Вечером, когда ставил «Москвич» в соседнем дворе в гараж, в голове пронеслась мысль:
«А почему я вообще решил, что голос и очки связаны?»
Вова положил очки на полку над приборной панелью. Аккуратно. Сложил дужки. Закрыл машину. Пошёл домой.
Дошёл до подъезда.
Постоял. Голос никак себя не проявлял.
— Ты со мной? — позвал Вова призрака.
Тишина.
Он ещё потоптался по двору. Голос не появлялся. Вова посмотрел на святящиеся окна. И решительным шагом вернулся за очками.
Он сам не мог объяснить — зачем. Привычка, как и говорил призрак. К тому же, получается, он всё-таки может это контролировать… Оборвать в нужный момент. Если решит. Рука потянулась автоматически. Взял, положил в карман, пошёл домой снова.
В подъезде развернул дужки.
«Три попытки за день, — съехидничал голос. — Рекорд не побит: был один попутчик, который пробовал семь раз».
— И что с ним стало?
«Привык».
— Я не хочу привыкать.
«Это понятное желание. Но ты уже дважды взял меня машинально, не заметив. Это не я — это ты».
Вова закрыл подъездную дверь. Постоял на лестнице.
— В морг тебя тоже «попутчик» принёс? — напряжённо спросил он.
«Конечно. Только не так, как ты придумал. На своих двоих», — прозвучало в голове. Но призрак и сам говорил, что умеет врать.
— Чего ты хочешь от меня? — спросил Вова тихо. — Конкретно.
«Жить рядом. Наблюдать».
— И всё?
«Я могу быть полезным, иногда. Бородинский, к примеру»
— А взамен?
«Ничего. Я не торгуюсь».
— А молчать ты можешь?
«Могу».
— А желания исполнять?
«Не могу»
Вова поднялся на пятый этаж. У двери остановился.
— Тогда давай договоримся, — сказал он вполголоса. — На работе — молчишь, пока я не спрошу. Дома — говоришь, только если я один. При людях — в крайнем случае.
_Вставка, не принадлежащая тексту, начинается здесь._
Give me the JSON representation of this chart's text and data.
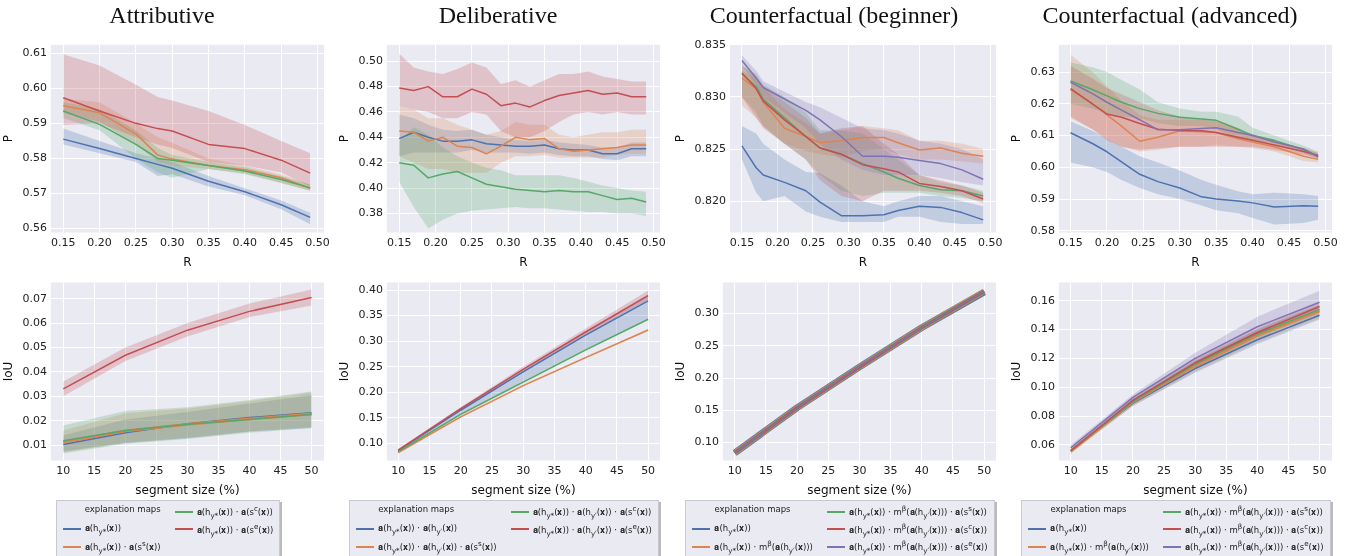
{
  "chart_data": [
    {
      "type": "line",
      "title": "Attributive",
      "xlabel": "R",
      "ylabel": "P",
      "x": [
        0.15,
        0.2,
        0.25,
        0.28,
        0.3,
        0.35,
        0.4,
        0.45,
        0.49
      ],
      "xlim": [
        0.133,
        0.509
      ],
      "ylim": [
        0.5589,
        0.6124
      ],
      "xticks": [
        0.15,
        {
          "value": 0.2,
          "label": "0.20"
        },
        0.25,
        {
          "value": 0.3,
          "label": "0.30"
        },
        0.35,
        {
          "value": 0.4,
          "label": "0.40"
        },
        0.45,
        {
          "value": 0.5,
          "label": "0.50"
        }
      ],
      "yticks": [
        0.56,
        0.57,
        0.58,
        0.59,
        {
          "value": 0.6,
          "label": "0.60"
        },
        0.61
      ],
      "grid": true,
      "series": [
        {
          "color": "#4c72b0",
          "values": [
            0.5855,
            0.5828,
            0.58,
            0.5783,
            0.5772,
            0.5735,
            0.5705,
            0.5668,
            0.5632
          ],
          "lower": [
            0.584,
            0.5815,
            0.579,
            0.575,
            0.5755,
            0.572,
            0.5695,
            0.5655,
            0.5612
          ],
          "upper": [
            0.5885,
            0.585,
            0.5815,
            0.58,
            0.579,
            0.575,
            0.5715,
            0.568,
            0.5645
          ]
        },
        {
          "color": "#dd8452",
          "values": [
            0.595,
            0.593,
            0.587,
            0.581,
            0.5798,
            0.578,
            0.5768,
            0.5745,
            0.5715
          ],
          "lower": [
            0.593,
            0.5905,
            0.584,
            0.579,
            0.578,
            0.577,
            0.5758,
            0.573,
            0.5708
          ],
          "upper": [
            0.597,
            0.596,
            0.59,
            0.586,
            0.5845,
            0.58,
            0.578,
            0.5755,
            0.5725
          ]
        },
        {
          "color": "#55a868",
          "values": [
            0.5935,
            0.5897,
            0.584,
            0.58,
            0.5795,
            0.578,
            0.5764,
            0.574,
            0.5716
          ],
          "lower": [
            0.5915,
            0.588,
            0.58,
            0.576,
            0.5745,
            0.577,
            0.5755,
            0.573,
            0.5708
          ],
          "upper": [
            0.596,
            0.594,
            0.588,
            0.583,
            0.581,
            0.579,
            0.5775,
            0.575,
            0.5725
          ]
        },
        {
          "color": "#c44e52",
          "values": [
            0.5973,
            0.5935,
            0.59,
            0.5885,
            0.5878,
            0.584,
            0.5828,
            0.5795,
            0.5758
          ],
          "lower": [
            0.5895,
            0.59,
            0.586,
            0.584,
            0.583,
            0.579,
            0.578,
            0.576,
            0.572
          ],
          "upper": [
            0.6097,
            0.6065,
            0.601,
            0.5975,
            0.5965,
            0.5935,
            0.5895,
            0.585,
            0.5815
          ]
        }
      ]
    },
    {
      "type": "line",
      "title": "Deliberative",
      "xlabel": "R",
      "ylabel": "P",
      "x": [
        0.15,
        0.17,
        0.19,
        0.21,
        0.23,
        0.25,
        0.27,
        0.29,
        0.31,
        0.33,
        0.35,
        0.37,
        0.39,
        0.41,
        0.43,
        0.45,
        0.47,
        0.49
      ],
      "xlim": [
        0.133,
        0.509
      ],
      "ylim": [
        0.365,
        0.513
      ],
      "xticks": [
        0.15,
        {
          "value": 0.2,
          "label": "0.20"
        },
        0.25,
        {
          "value": 0.3,
          "label": "0.30"
        },
        0.35,
        {
          "value": 0.4,
          "label": "0.40"
        },
        0.45,
        {
          "value": 0.5,
          "label": "0.50"
        }
      ],
      "yticks": [
        0.38,
        {
          "value": 0.4,
          "label": "0.40"
        },
        0.42,
        0.44,
        0.46,
        0.48,
        {
          "value": 0.5,
          "label": "0.50"
        }
      ],
      "grid": true,
      "series": [
        {
          "color": "#4c72b0",
          "values": [
            0.439,
            0.444,
            0.44,
            0.437,
            0.437,
            0.438,
            0.435,
            0.434,
            0.433,
            0.433,
            0.434,
            0.431,
            0.43,
            0.43,
            0.427,
            0.427,
            0.431,
            0.431
          ],
          "lower": [
            0.425,
            0.428,
            0.428,
            0.428,
            0.428,
            0.43,
            0.428,
            0.428,
            0.428,
            0.427,
            0.428,
            0.426,
            0.425,
            0.425,
            0.423,
            0.422,
            0.425,
            0.425
          ],
          "upper": [
            0.458,
            0.455,
            0.45,
            0.446,
            0.445,
            0.446,
            0.442,
            0.44,
            0.438,
            0.437,
            0.438,
            0.436,
            0.435,
            0.434,
            0.432,
            0.432,
            0.436,
            0.436
          ]
        },
        {
          "color": "#dd8452",
          "values": [
            0.445,
            0.444,
            0.437,
            0.44,
            0.433,
            0.432,
            0.427,
            0.433,
            0.44,
            0.438,
            0.439,
            0.431,
            0.429,
            0.43,
            0.431,
            0.432,
            0.434,
            0.434
          ],
          "lower": [
            0.425,
            0.42,
            0.415,
            0.415,
            0.412,
            0.412,
            0.412,
            0.42,
            0.425,
            0.425,
            0.426,
            0.424,
            0.424,
            0.424,
            0.424,
            0.426,
            0.427,
            0.427
          ],
          "upper": [
            0.465,
            0.462,
            0.455,
            0.455,
            0.45,
            0.446,
            0.442,
            0.445,
            0.452,
            0.45,
            0.45,
            0.442,
            0.44,
            0.442,
            0.444,
            0.444,
            0.446,
            0.446
          ]
        },
        {
          "color": "#55a868",
          "values": [
            0.42,
            0.418,
            0.408,
            0.411,
            0.413,
            0.408,
            0.403,
            0.401,
            0.399,
            0.398,
            0.397,
            0.398,
            0.397,
            0.397,
            0.394,
            0.391,
            0.392,
            0.389
          ],
          "lower": [
            0.405,
            0.385,
            0.368,
            0.375,
            0.38,
            0.382,
            0.383,
            0.384,
            0.385,
            0.384,
            0.384,
            0.383,
            0.382,
            0.381,
            0.381,
            0.38,
            0.38,
            0.378
          ],
          "upper": [
            0.437,
            0.448,
            0.442,
            0.432,
            0.425,
            0.42,
            0.416,
            0.414,
            0.41,
            0.41,
            0.41,
            0.41,
            0.408,
            0.405,
            0.402,
            0.4,
            0.398,
            0.397
          ]
        },
        {
          "color": "#c44e52",
          "values": [
            0.479,
            0.477,
            0.48,
            0.472,
            0.472,
            0.478,
            0.474,
            0.465,
            0.467,
            0.464,
            0.469,
            0.473,
            0.475,
            0.477,
            0.474,
            0.475,
            0.472,
            0.472
          ],
          "lower": [
            0.465,
            0.462,
            0.46,
            0.455,
            0.455,
            0.46,
            0.458,
            0.445,
            0.44,
            0.44,
            0.445,
            0.452,
            0.458,
            0.46,
            0.458,
            0.46,
            0.458,
            0.458
          ],
          "upper": [
            0.506,
            0.495,
            0.492,
            0.49,
            0.494,
            0.499,
            0.495,
            0.482,
            0.485,
            0.48,
            0.485,
            0.49,
            0.49,
            0.492,
            0.488,
            0.486,
            0.484,
            0.484
          ]
        }
      ]
    },
    {
      "type": "line",
      "title": "Counterfactual (beginner)",
      "xlabel": "R",
      "ylabel": "P",
      "x": [
        0.15,
        0.17,
        0.18,
        0.21,
        0.24,
        0.26,
        0.29,
        0.32,
        0.35,
        0.37,
        0.4,
        0.43,
        0.46,
        0.49
      ],
      "xlim": [
        0.133,
        0.508
      ],
      "ylim": [
        0.817,
        0.835
      ],
      "xticks": [
        0.15,
        {
          "value": 0.2,
          "label": "0.20"
        },
        0.25,
        {
          "value": 0.3,
          "label": "0.30"
        },
        0.35,
        {
          "value": 0.4,
          "label": "0.40"
        },
        0.45,
        {
          "value": 0.5,
          "label": "0.50"
        }
      ],
      "yticks": [
        {
          "value": 0.82,
          "label": "0.820"
        },
        0.825,
        {
          "value": 0.83,
          "label": "0.830"
        },
        0.835
      ],
      "grid": true,
      "series": [
        {
          "color": "#4c72b0",
          "values": [
            0.8253,
            0.8232,
            0.8225,
            0.8218,
            0.821,
            0.8199,
            0.8186,
            0.8186,
            0.8187,
            0.8191,
            0.8195,
            0.8194,
            0.8189,
            0.8182
          ],
          "lower": [
            0.824,
            0.8208,
            0.82,
            0.8205,
            0.819,
            0.8185,
            0.818,
            0.818,
            0.818,
            0.8185,
            0.8185,
            0.818,
            0.8178,
            0.8178
          ],
          "upper": [
            0.8272,
            0.8265,
            0.8255,
            0.824,
            0.8228,
            0.8227,
            0.8215,
            0.82,
            0.8195,
            0.82,
            0.8205,
            0.8205,
            0.82,
            0.8195
          ]
        },
        {
          "color": "#dd8452",
          "values": [
            0.8318,
            0.8308,
            0.8295,
            0.827,
            0.8262,
            0.8256,
            0.8258,
            0.8261,
            0.8261,
            0.8256,
            0.8249,
            0.8251,
            0.8246,
            0.8243
          ],
          "lower": [
            0.8292,
            0.828,
            0.8272,
            0.8255,
            0.8248,
            0.8245,
            0.8242,
            0.8248,
            0.825,
            0.8245,
            0.824,
            0.824,
            0.8238,
            0.8236
          ],
          "upper": [
            0.8325,
            0.8318,
            0.831,
            0.8288,
            0.8275,
            0.8265,
            0.8268,
            0.8272,
            0.827,
            0.8268,
            0.8258,
            0.8258,
            0.8255,
            0.825
          ]
        },
        {
          "color": "#55a868",
          "values": [
            0.8322,
            0.831,
            0.8298,
            0.828,
            0.8262,
            0.8251,
            0.8245,
            0.8236,
            0.8228,
            0.8222,
            0.8215,
            0.8211,
            0.821,
            0.8205
          ],
          "lower": [
            0.83,
            0.8285,
            0.8272,
            0.8255,
            0.824,
            0.8225,
            0.821,
            0.8205,
            0.8208,
            0.8208,
            0.8208,
            0.8205,
            0.8203,
            0.82
          ],
          "upper": [
            0.833,
            0.8322,
            0.8312,
            0.83,
            0.8285,
            0.8268,
            0.8268,
            0.8265,
            0.825,
            0.824,
            0.8225,
            0.8218,
            0.8215,
            0.821
          ]
        },
        {
          "color": "#c44e52",
          "values": [
            0.8323,
            0.8308,
            0.8296,
            0.8278,
            0.8262,
            0.8251,
            0.8245,
            0.8235,
            0.8231,
            0.8228,
            0.8217,
            0.8214,
            0.821,
            0.8202
          ],
          "lower": [
            0.83,
            0.828,
            0.827,
            0.8255,
            0.824,
            0.822,
            0.8205,
            0.82,
            0.821,
            0.821,
            0.821,
            0.8208,
            0.8205,
            0.8198
          ],
          "upper": [
            0.833,
            0.832,
            0.831,
            0.8295,
            0.828,
            0.8265,
            0.827,
            0.8272,
            0.8255,
            0.8245,
            0.8225,
            0.822,
            0.8215,
            0.8208
          ]
        },
        {
          "color": "#8172b3",
          "values": [
            0.8335,
            0.8318,
            0.8309,
            0.8298,
            0.8287,
            0.8278,
            0.8262,
            0.8243,
            0.8243,
            0.8242,
            0.8239,
            0.8236,
            0.823,
            0.8221
          ],
          "lower": [
            0.833,
            0.8312,
            0.83,
            0.8285,
            0.827,
            0.8255,
            0.824,
            0.823,
            0.8225,
            0.8225,
            0.8225,
            0.8222,
            0.8218,
            0.8215
          ],
          "upper": [
            0.834,
            0.8325,
            0.8315,
            0.8305,
            0.8295,
            0.829,
            0.828,
            0.827,
            0.8268,
            0.8265,
            0.8258,
            0.8255,
            0.825,
            0.824
          ]
        }
      ]
    },
    {
      "type": "line",
      "title": "Counterfactual (advanced)",
      "xlabel": "R",
      "ylabel": "P",
      "x": [
        0.15,
        0.18,
        0.2,
        0.22,
        0.245,
        0.27,
        0.3,
        0.33,
        0.35,
        0.38,
        0.4,
        0.43,
        0.47,
        0.49
      ],
      "xlim": [
        0.134,
        0.509
      ],
      "ylim": [
        0.5795,
        0.6386
      ],
      "xticks": [
        0.15,
        {
          "value": 0.2,
          "label": "0.20"
        },
        0.25,
        {
          "value": 0.3,
          "label": "0.30"
        },
        0.35,
        {
          "value": 0.4,
          "label": "0.40"
        },
        0.45,
        {
          "value": 0.5,
          "label": "0.50"
        }
      ],
      "yticks": [
        0.58,
        0.59,
        {
          "value": 0.6,
          "label": "0.60"
        },
        0.61,
        0.62,
        0.63
      ],
      "grid": true,
      "series": [
        {
          "color": "#4c72b0",
          "values": [
            0.6109,
            0.6075,
            0.6049,
            0.6017,
            0.5978,
            0.5955,
            0.5935,
            0.5907,
            0.59,
            0.5894,
            0.5888,
            0.5875,
            0.5879,
            0.5877
          ],
          "lower": [
            0.6015,
            0.6,
            0.5985,
            0.596,
            0.5935,
            0.5915,
            0.59,
            0.588,
            0.5865,
            0.5855,
            0.584,
            0.582,
            0.5825,
            0.5835
          ],
          "upper": [
            0.6145,
            0.6115,
            0.609,
            0.6065,
            0.6035,
            0.6015,
            0.599,
            0.596,
            0.5945,
            0.5925,
            0.5915,
            0.592,
            0.5915,
            0.591
          ]
        },
        {
          "color": "#dd8452",
          "values": [
            0.6245,
            0.62,
            0.6165,
            0.613,
            0.6082,
            0.6095,
            0.6115,
            0.6112,
            0.611,
            0.609,
            0.608,
            0.6065,
            0.6035,
            0.6025
          ],
          "lower": [
            0.6155,
            0.612,
            0.609,
            0.6065,
            0.605,
            0.6055,
            0.6065,
            0.6065,
            0.607,
            0.6065,
            0.606,
            0.605,
            0.602,
            0.6015
          ],
          "upper": [
            0.6355,
            0.63,
            0.6255,
            0.621,
            0.6165,
            0.615,
            0.615,
            0.615,
            0.615,
            0.6125,
            0.61,
            0.608,
            0.606,
            0.6045
          ]
        },
        {
          "color": "#55a868",
          "values": [
            0.6272,
            0.6245,
            0.6225,
            0.6205,
            0.6185,
            0.617,
            0.6158,
            0.6152,
            0.6148,
            0.612,
            0.61,
            0.6085,
            0.6055,
            0.6035
          ],
          "lower": [
            0.62,
            0.6185,
            0.617,
            0.616,
            0.6155,
            0.614,
            0.613,
            0.613,
            0.612,
            0.609,
            0.6085,
            0.6075,
            0.6045,
            0.6025
          ],
          "upper": [
            0.633,
            0.6315,
            0.63,
            0.6275,
            0.6245,
            0.6205,
            0.6185,
            0.6175,
            0.6175,
            0.616,
            0.6125,
            0.61,
            0.6068,
            0.605
          ]
        },
        {
          "color": "#c44e52",
          "values": [
            0.6248,
            0.62,
            0.6168,
            0.6158,
            0.6138,
            0.612,
            0.6116,
            0.6115,
            0.611,
            0.6095,
            0.6085,
            0.607,
            0.605,
            0.6037
          ],
          "lower": [
            0.616,
            0.612,
            0.6085,
            0.6065,
            0.6055,
            0.606,
            0.6065,
            0.6065,
            0.6065,
            0.6065,
            0.6065,
            0.6055,
            0.604,
            0.603
          ],
          "upper": [
            0.632,
            0.628,
            0.625,
            0.623,
            0.6205,
            0.618,
            0.616,
            0.615,
            0.6145,
            0.612,
            0.6105,
            0.6085,
            0.606,
            0.6045
          ]
        },
        {
          "color": "#8172b3",
          "values": [
            0.6268,
            0.6232,
            0.6205,
            0.618,
            0.615,
            0.6118,
            0.6118,
            0.6122,
            0.6125,
            0.611,
            0.61,
            0.608,
            0.6058,
            0.6032
          ]
        }
      ]
    },
    {
      "type": "line",
      "xlabel": "segment size (%)",
      "ylabel": "IoU",
      "x": [
        10,
        20,
        30,
        40,
        50
      ],
      "xlim": [
        8,
        52
      ],
      "ylim": [
        0.0037,
        0.0766
      ],
      "xticks": [
        10,
        15,
        20,
        25,
        30,
        35,
        40,
        45,
        50
      ],
      "yticks": [
        0.01,
        0.02,
        0.03,
        0.04,
        0.05,
        0.06,
        0.07
      ],
      "grid": true,
      "legend": "bottom",
      "legend_title": "explanation maps",
      "series": [
        {
          "name": "𝐚(h$_{y*}$(𝐱))",
          "color": "#4c72b0",
          "values": [
            0.0102,
            0.015,
            0.0187,
            0.0213,
            0.0232
          ],
          "lower": [
            0.0075,
            0.0108,
            0.0128,
            0.0155,
            0.017
          ],
          "upper": [
            0.014,
            0.0205,
            0.0235,
            0.027,
            0.0305
          ]
        },
        {
          "name": "𝐚(h$_{y*}$(𝐱)) · 𝐚(s$^{s}$(𝐱))",
          "color": "#dd8452",
          "values": [
            0.0112,
            0.0158,
            0.0185,
            0.0207,
            0.0228
          ],
          "lower": [
            0.007,
            0.011,
            0.013,
            0.0155,
            0.0175
          ],
          "upper": [
            0.016,
            0.023,
            0.025,
            0.028,
            0.0315
          ]
        },
        {
          "name": "𝐚(h$_{y*}$(𝐱)) · 𝐚(s$^{c}$(𝐱))",
          "color": "#55a868",
          "values": [
            0.0118,
            0.016,
            0.0185,
            0.0205,
            0.0225
          ],
          "lower": [
            0.0065,
            0.0105,
            0.0125,
            0.015,
            0.017
          ],
          "upper": [
            0.018,
            0.024,
            0.0255,
            0.0285,
            0.032
          ]
        },
        {
          "name": "𝐚(h$_{y*}$(𝐱)) · 𝐚(s$^{e}$(𝐱))",
          "color": "#c44e52",
          "values": [
            0.033,
            0.0468,
            0.0571,
            0.0648,
            0.0705
          ],
          "lower": [
            0.03,
            0.0445,
            0.0545,
            0.0625,
            0.0672
          ],
          "upper": [
            0.036,
            0.05,
            0.06,
            0.068,
            0.0738
          ]
        }
      ]
    },
    {
      "type": "line",
      "xlabel": "segment size (%)",
      "ylabel": "IoU",
      "x": [
        10,
        20,
        30,
        40,
        50
      ],
      "xlim": [
        8.2,
        51.9
      ],
      "ylim": [
        0.0669,
        0.4146
      ],
      "xticks": [
        10,
        15,
        20,
        25,
        30,
        35,
        40,
        45,
        50
      ],
      "yticks": [
        {
          "value": 0.1,
          "label": "0.10"
        },
        0.15,
        {
          "value": 0.2,
          "label": "0.20"
        },
        0.25,
        {
          "value": 0.3,
          "label": "0.30"
        },
        0.35,
        {
          "value": 0.4,
          "label": "0.40"
        }
      ],
      "grid": true,
      "legend": "bottom",
      "legend_title": "explanation maps",
      "series": [
        {
          "name": "𝐚(h$_{y*}$(𝐱)) · 𝐚(h$_{y′}$(𝐱))",
          "color": "#4c72b0",
          "values": [
            0.086,
            0.165,
            0.24,
            0.312,
            0.379
          ],
          "lower": [
            0.084,
            0.158,
            0.222,
            0.285,
            0.345
          ],
          "upper": [
            0.088,
            0.168,
            0.246,
            0.32,
            0.392
          ]
        },
        {
          "name": "𝐚(h$_{y*}$(𝐱)) · 𝐚(h$_{y′}$(𝐱)) · 𝐚(s$^{s}$(𝐱))",
          "color": "#dd8452",
          "values": [
            0.082,
            0.152,
            0.213,
            0.268,
            0.322
          ],
          "lower": [
            0.08,
            0.15,
            0.211,
            0.266,
            0.32
          ],
          "upper": [
            0.084,
            0.154,
            0.215,
            0.27,
            0.324
          ]
        },
        {
          "name": "𝐚(h$_{y*}$(𝐱)) · 𝐚(h$_{y′}$(𝐱)) · 𝐚(s$^{c}$(𝐱))",
          "color": "#55a868",
          "values": [
            0.084,
            0.157,
            0.22,
            0.283,
            0.343
          ],
          "lower": [
            0.082,
            0.155,
            0.218,
            0.281,
            0.341
          ],
          "upper": [
            0.086,
            0.159,
            0.222,
            0.285,
            0.345
          ]
        },
        {
          "name": "𝐚(h$_{y*}$(𝐱)) · 𝐚(h$_{y′}$(𝐱)) · 𝐚(s$^{e}$(𝐱))",
          "color": "#c44e52",
          "values": [
            0.087,
            0.168,
            0.245,
            0.318,
            0.389
          ],
          "lower": [
            0.085,
            0.165,
            0.24,
            0.312,
            0.381
          ],
          "upper": [
            0.089,
            0.171,
            0.25,
            0.325,
            0.399
          ]
        }
      ]
    },
    {
      "type": "line",
      "xlabel": "segment size (%)",
      "ylabel": "IoU",
      "x": [
        10,
        20,
        30,
        40,
        50
      ],
      "xlim": [
        8.1,
        51.9
      ],
      "ylim": [
        0.0725,
        0.3477
      ],
      "xticks": [
        10,
        15,
        20,
        25,
        30,
        35,
        40,
        45,
        50
      ],
      "yticks": [
        {
          "value": 0.1,
          "label": "0.10"
        },
        0.15,
        {
          "value": 0.2,
          "label": "0.20"
        },
        0.25,
        {
          "value": 0.3,
          "label": "0.30"
        }
      ],
      "grid": true,
      "legend": "bottom",
      "legend_title": "explanation maps",
      "series": [
        {
          "name": "𝐚(h$_{y*}$(𝐱))",
          "color": "#4c72b0",
          "values": [
            0.084,
            0.154,
            0.217,
            0.278,
            0.333
          ]
        },
        {
          "name": "𝐚(h$_{y*}$(𝐱)) · m$^{β}$(𝐚(h$_{y′}$(𝐱)))",
          "color": "#dd8452",
          "values": [
            0.084,
            0.154,
            0.217,
            0.278,
            0.334
          ]
        },
        {
          "name": "𝐚(h$_{y*}$(𝐱)) · m$^{β}$(𝐚(h$_{y′}$(𝐱))) · 𝐚(s$^{s}$(𝐱))",
          "color": "#55a868",
          "values": [
            0.084,
            0.154,
            0.217,
            0.278,
            0.334
          ]
        },
        {
          "name": "𝐚(h$_{y*}$(𝐱)) · m$^{β}$(𝐚(h$_{y′}$(𝐱))) · 𝐚(s$^{c}$(𝐱))",
          "color": "#c44e52",
          "values": [
            0.084,
            0.154,
            0.217,
            0.278,
            0.334
          ]
        },
        {
          "name": "𝐚(h$_{y*}$(𝐱)) · m$^{β}$(𝐚(h$_{y′}$(𝐱))) · 𝐚(s$^{e}$(𝐱))",
          "color": "#8172b3",
          "values": [
            0.084,
            0.154,
            0.218,
            0.278,
            0.334
          ]
        }
      ]
    },
    {
      "type": "line",
      "xlabel": "segment size (%)",
      "ylabel": "IoU",
      "x": [
        10,
        20,
        30,
        40,
        50
      ],
      "xlim": [
        8.1,
        52
      ],
      "ylim": [
        0.0493,
        0.1726
      ],
      "xticks": [
        10,
        15,
        20,
        25,
        30,
        35,
        40,
        45,
        50
      ],
      "yticks": [
        0.06,
        0.08,
        {
          "value": 0.1,
          "label": "0.10"
        },
        0.12,
        0.14,
        0.16
      ],
      "grid": true,
      "legend": "bottom",
      "legend_title": "explanation maps",
      "series": [
        {
          "name": "𝐚(h$_{y*}$(𝐱))",
          "color": "#4c72b0",
          "values": [
            0.056,
            0.089,
            0.113,
            0.133,
            0.15
          ],
          "lower": [
            0.055,
            0.087,
            0.11,
            0.13,
            0.147
          ],
          "upper": [
            0.057,
            0.091,
            0.116,
            0.136,
            0.153
          ]
        },
        {
          "name": "𝐚(h$_{y*}$(𝐱)) · m$^{β}$(𝐚(h$_{y′}$(𝐱)))",
          "color": "#dd8452",
          "values": [
            0.0555,
            0.09,
            0.115,
            0.136,
            0.153
          ],
          "lower": [
            0.054,
            0.087,
            0.111,
            0.131,
            0.148
          ],
          "upper": [
            0.057,
            0.092,
            0.118,
            0.14,
            0.157
          ]
        },
        {
          "name": "𝐚(h$_{y*}$(𝐱)) · m$^{β}$(𝐚(h$_{y′}$(𝐱))) · 𝐚(s$^{s}$(𝐱))",
          "color": "#55a868",
          "values": [
            0.056,
            0.09,
            0.116,
            0.137,
            0.154
          ],
          "lower": [
            0.055,
            0.088,
            0.113,
            0.134,
            0.151
          ],
          "upper": [
            0.057,
            0.092,
            0.119,
            0.14,
            0.157
          ]
        },
        {
          "name": "𝐚(h$_{y*}$(𝐱)) · m$^{β}$(𝐚(h$_{y′}$(𝐱))) · 𝐚(s$^{c}$(𝐱))",
          "color": "#c44e52",
          "values": [
            0.056,
            0.091,
            0.117,
            0.138,
            0.156
          ],
          "lower": [
            0.055,
            0.089,
            0.114,
            0.135,
            0.152
          ],
          "upper": [
            0.057,
            0.093,
            0.12,
            0.141,
            0.159
          ]
        },
        {
          "name": "𝐚(h$_{y*}$(𝐱)) · m$^{β}$(𝐚(h$_{y′}$(𝐱))) · 𝐚(s$^{e}$(𝐱))",
          "color": "#8172b3",
          "values": [
            0.058,
            0.093,
            0.12,
            0.142,
            0.159
          ],
          "lower": [
            0.056,
            0.09,
            0.116,
            0.137,
            0.153
          ],
          "upper": [
            0.06,
            0.095,
            0.124,
            0.149,
            0.167
          ]
        }
      ]
    }
  ]
}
Ты можешь это соблюдать?
Пауза была чуть длиннее обычной.
«Разумные условия».
— И не комментируешь мои действия, — тут же добавил Вова, вынимая ключи.
«Это сложнее».
— Значит, с этого и начни.
Он открыл дверь. Из квартиры пахло едой и звучал телевизор: программа «Время», девять вечера, голос диктора отмерял советские успехи с той невозмутимостью, которая бывает только у людей, читающих текст, написанный кем-то другим.